Public Works director Todd Ableman said the well on Erie Street, originally dug in the 1960s, has seen its water production drop from an original 900 gallons per minute to now around 100 gpm.
“A lot of well rehab involves mechanical work,” Ableman said. “With Well Three, we’re looking at an actual rehab of the well itself.”
According to WRS’s bid, $26,360 of the total cost of rehabilitation involves application of “Aqua Freed CO2” treatment. In an article on groundwaterscience.com, the process is described as “acting on the formation and encrustants in the wells through gas expansion and freezing and thawing, which dislodges deposits, and also through the formation of carbonic acid, acting under pressure.”
The procedure is performed in four steps: injection of gaseous CO2 to form carbonic acid, injection of cryogenic liquid CO2 which begins agitation and freezing, allowing penetration time for formation and reaction and followed by removing packer and thaw along with venting and depressurization. Mechanical redevelopment is also included.
Council also approved a resolution amending charges to provide electrical power to Inland Power and Light from the city’s main substation. The charges were part of an agreement established when Cheney bought the substation from Bonneville Power Administration in 2003, and reflect changes in rates charged to Cheney from BPA.
The agreement increases Inland Power’s price to $1.39 per kilowatt-hour per month.
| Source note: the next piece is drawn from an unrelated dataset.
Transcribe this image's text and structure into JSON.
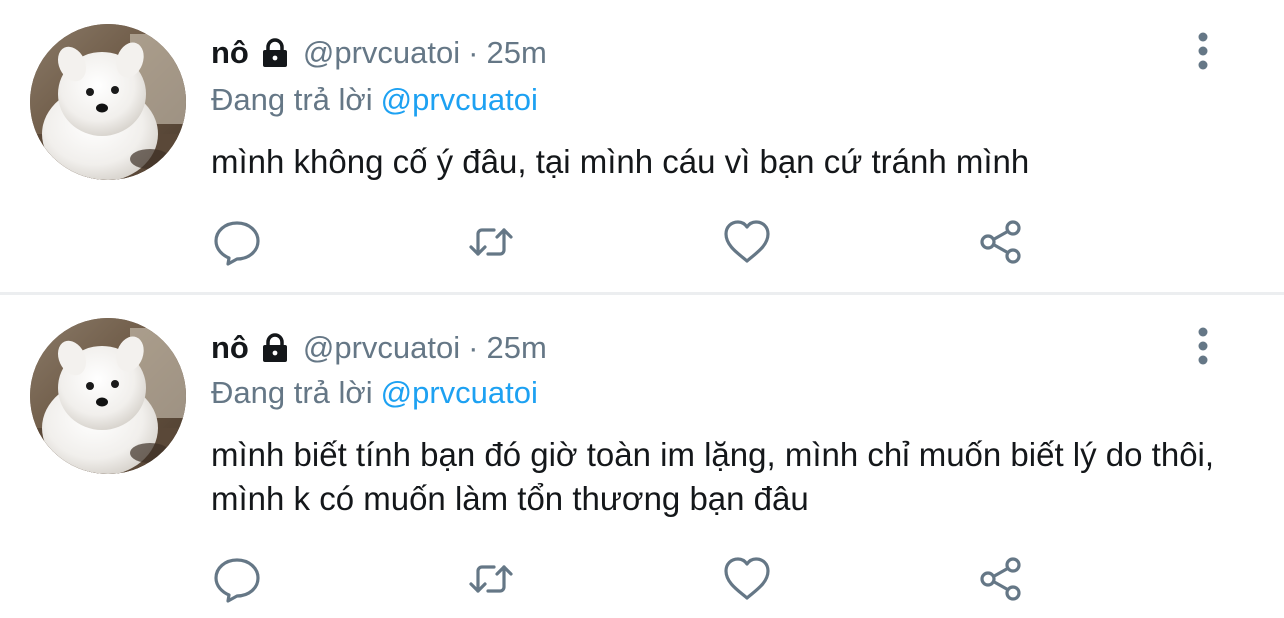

Noland said the increase would help defer some of the costs of operating the substation.
“This has been a good property for us,” Mayor Tom Trulove said. “We’re making some money on it.”
Finally, the council approved an agreement with Spokane County to receive $113,239 in Community Development Block Grant funding to pay for the city’s water main replacement project on North Sixth Street between Nolan Brown and Annie Place, work that commenced last week.